Quelles sont les conditions pour bénéficier du taux réduit pour la production locale ?

Afin de préserver l’avantage compétitif dont bénéficient aujourd’hui les biens produits localement par rapport aux produits de même nature qui supportent les taxes qui vont être supprimées (TGI + TBI + TP ou TGI + TFA) au moment de leur importation, un taux réduit de TGC a été mis en place pour les livraisons de biens produits ou transformés localement, quelle que soit leur nature. Les biens importés qui ne supporteront plus ces 4 taxes au-delà du 1er juillet 2018, sont quant à eux soumis à la TGC au taux applicable en fonction de leur classement tarifaire douanier.

Le taux réduit est accordé dans les conditions prévues par l’article R 505-1  du CINC et par la section 2 de l’arrêté GNC n°2017-209 du 17 janvier 2017 auquel il est renvoyé.

Sont éligibles à ce dispositif les biens produits localement (produits agricoles non transformés, de la pêche notamment), et les biens résultant d’un processus de transformation locale suffisant dans le cadre des activités mentionnées à l’annexe à l’arrêté n°2017-209 du 17 janvier 2017 qui reprend la liste des codes NAF correspondant aux activités éligibles.

Ce dernier critère de la transformation suffisante est le même que celui qui est aujourd’hui appliqué pour déclencher le bénéfice de l’exonération de TGI sur les matières premières sur agrément du Comité des productions locales (CPL) en application de l’art. 23 de la délibération n°69 CP.

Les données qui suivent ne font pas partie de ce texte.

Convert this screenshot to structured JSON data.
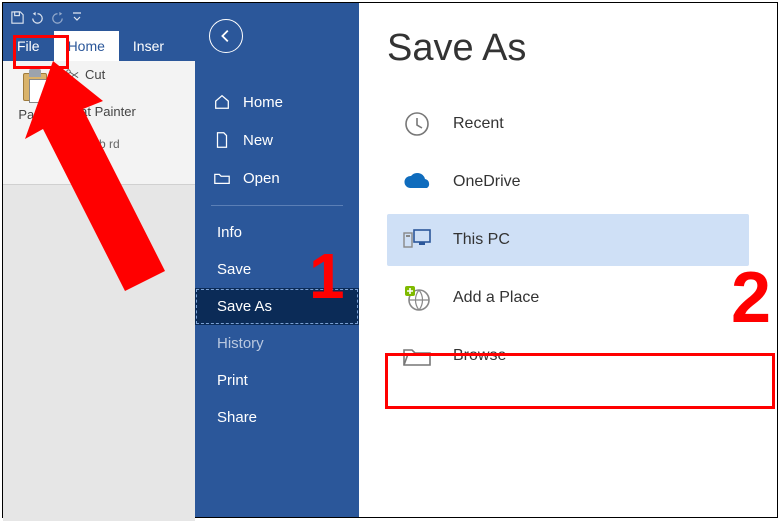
{
  "titlebar": {
    "qat": {
      "save": "save-icon",
      "undo": "undo-icon",
      "redo": "redo-icon",
      "more": "dropdown-icon"
    }
  },
  "tabs": {
    "file": "File",
    "home": "Home",
    "insert": "Inser"
  },
  "ribbon": {
    "paste_label": "Paste",
    "cut_label": "Cut",
    "format_painter_label": "rmat Painter",
    "group_label": "Clipb        rd"
  },
  "backstage": {
    "nav": {
      "home": "Home",
      "new": "New",
      "open": "Open",
      "info": "Info",
      "save": "Save",
      "save_as": "Save As",
      "history": "History",
      "print": "Print",
      "share": "Share"
    },
    "title": "Save As",
    "locations": {
      "recent": "Recent",
      "onedrive": "OneDrive",
      "this_pc": "This PC",
      "add_place": "Add a Place",
      "browse": "Browse"
    }
  },
  "annotations": {
    "step1": "1",
    "step2": "2"
  }
}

Aussi, si ce comité s’est d’ores et déjà prononcé sur le caractère suffisant de la transformation locale d’un bien aux fins d’attribuer une exonération de TGI sur les matières premières, le bien visé peut être soumis au taux réduit sur le fondement de l’article R 505-1 du CINC.

Attention, l’agrément de l’entreprise par le CPL ne vaut pas éligibilité de l’ensemble des livraisons de l’entreprise au taux réduit. En effet, seuls les biens résultant de la transformation des matières premières ayant bénéficié de l’exonération de TGI sont éligibles au taux réduit. Les biens qui sont importés et revendus en l’état ou ceux qui sont produits par l’entreprise mais insuffisamment transformés relève du taux applicable en fonction de leur nature, tel qu’il est déterminé par le tarif des douanes. 

Lorsqu’une ambiguïté existe sur le caractère suffisant du processus de transformation, l’entreprise peut s’adresser à la Direction des affaires économiques qui assure le secrétariat du CPL et pourra inscrire à l’ordre du jour l’examen de la demande aux fins de déterminer si le bien résulte ou non d’un processus de transformation.

Pour les activités listées à l’annexe de l’arrêté qui n’ont pas d’ores et déjà fait l’objet d’un examen par le CPL mais pour lesquelles il n’existe pas d’ambigüité sur le caractère suffisant de la transformation, la saisine du CPL n’est pas nécessaire (boulangerie / pâtisserie artisanale par exemple).